FIUB, Ciubirismeicheuan (Jestrai, 2006)

Riprendendo lo slogan della pubblicità del Maxibon che andava anni orsono, i Fiub fanno intendere che a loro del gelato non interessa granchè. Due birre, possibilmente da degustare mentre gli amplificatori sono accesi e la chitarra sputa rock americano. Questi sono gli ingredienti dell’esordio in long playing del duo bergamasco che si avvale del synth suonato da Luca Ferrari dei Verdena in due canzoni.

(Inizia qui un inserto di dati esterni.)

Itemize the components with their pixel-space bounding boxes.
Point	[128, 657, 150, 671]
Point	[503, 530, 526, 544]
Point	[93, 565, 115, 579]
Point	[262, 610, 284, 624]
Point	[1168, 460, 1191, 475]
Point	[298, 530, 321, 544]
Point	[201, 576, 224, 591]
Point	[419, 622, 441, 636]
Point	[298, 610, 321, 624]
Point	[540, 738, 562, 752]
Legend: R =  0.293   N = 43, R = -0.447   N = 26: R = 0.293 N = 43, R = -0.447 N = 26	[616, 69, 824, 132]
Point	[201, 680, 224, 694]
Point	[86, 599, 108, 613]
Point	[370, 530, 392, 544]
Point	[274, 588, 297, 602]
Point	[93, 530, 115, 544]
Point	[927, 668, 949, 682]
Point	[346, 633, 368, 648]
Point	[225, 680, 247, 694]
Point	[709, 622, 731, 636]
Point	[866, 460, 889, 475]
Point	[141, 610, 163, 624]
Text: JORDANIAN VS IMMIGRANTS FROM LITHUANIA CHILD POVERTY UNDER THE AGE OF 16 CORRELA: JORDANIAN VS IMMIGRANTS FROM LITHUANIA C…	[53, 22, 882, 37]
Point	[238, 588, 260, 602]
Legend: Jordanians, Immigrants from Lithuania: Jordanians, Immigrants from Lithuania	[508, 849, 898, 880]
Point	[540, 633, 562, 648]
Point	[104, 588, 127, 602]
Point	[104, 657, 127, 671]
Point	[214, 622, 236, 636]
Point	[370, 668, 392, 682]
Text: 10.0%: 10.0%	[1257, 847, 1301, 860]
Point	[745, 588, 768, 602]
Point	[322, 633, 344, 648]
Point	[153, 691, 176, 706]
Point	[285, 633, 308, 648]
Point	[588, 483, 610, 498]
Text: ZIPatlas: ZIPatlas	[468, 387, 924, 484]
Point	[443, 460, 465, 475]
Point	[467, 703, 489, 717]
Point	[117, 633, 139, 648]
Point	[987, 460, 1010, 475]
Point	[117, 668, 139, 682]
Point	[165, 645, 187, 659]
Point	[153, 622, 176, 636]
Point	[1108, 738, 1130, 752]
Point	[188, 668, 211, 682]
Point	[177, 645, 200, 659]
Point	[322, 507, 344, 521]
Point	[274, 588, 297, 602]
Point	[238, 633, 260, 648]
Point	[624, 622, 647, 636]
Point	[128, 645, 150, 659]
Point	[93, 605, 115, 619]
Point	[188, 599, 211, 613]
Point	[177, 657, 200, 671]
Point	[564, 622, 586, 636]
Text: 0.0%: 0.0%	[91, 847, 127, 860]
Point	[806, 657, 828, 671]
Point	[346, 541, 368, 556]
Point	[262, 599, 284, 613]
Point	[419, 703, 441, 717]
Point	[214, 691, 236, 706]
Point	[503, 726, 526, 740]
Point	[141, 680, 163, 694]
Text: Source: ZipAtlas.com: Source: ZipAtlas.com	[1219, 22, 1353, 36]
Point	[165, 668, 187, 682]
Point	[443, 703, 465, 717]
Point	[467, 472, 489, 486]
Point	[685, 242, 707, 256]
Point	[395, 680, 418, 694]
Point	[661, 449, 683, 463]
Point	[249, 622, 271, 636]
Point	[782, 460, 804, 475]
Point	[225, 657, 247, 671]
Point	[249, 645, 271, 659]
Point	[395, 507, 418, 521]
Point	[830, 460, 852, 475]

Pezzi deserticii, cantati con convinzione e sparati volentieri a razzo. “1st Lady” tanto per dirne uno. Ma anche “6L6” e “Suicide Booth”, con quella spruzzata stoner che più U.S.A. è impossibile. Una traccia oltre i dieci minuti, “2nd Lady”, che non esita a mordere per tutta la durata mentre sull’ultima, “Clocks”, la voce di Martina Togni è accompagnata dalle bizzarre spruzzate del già citato sintetizzatore. L’originalità non sta certo qui e non poteva essere altrimenti viste le premesse. Si tratta comunque di un disco godibile che ispira curiosità per quanto riguarda il trasporto sul palco. Certi riffs assassini figureranno ancora meglio a volumi assassini. Il consiglio, quindi, è di non perderli per strada.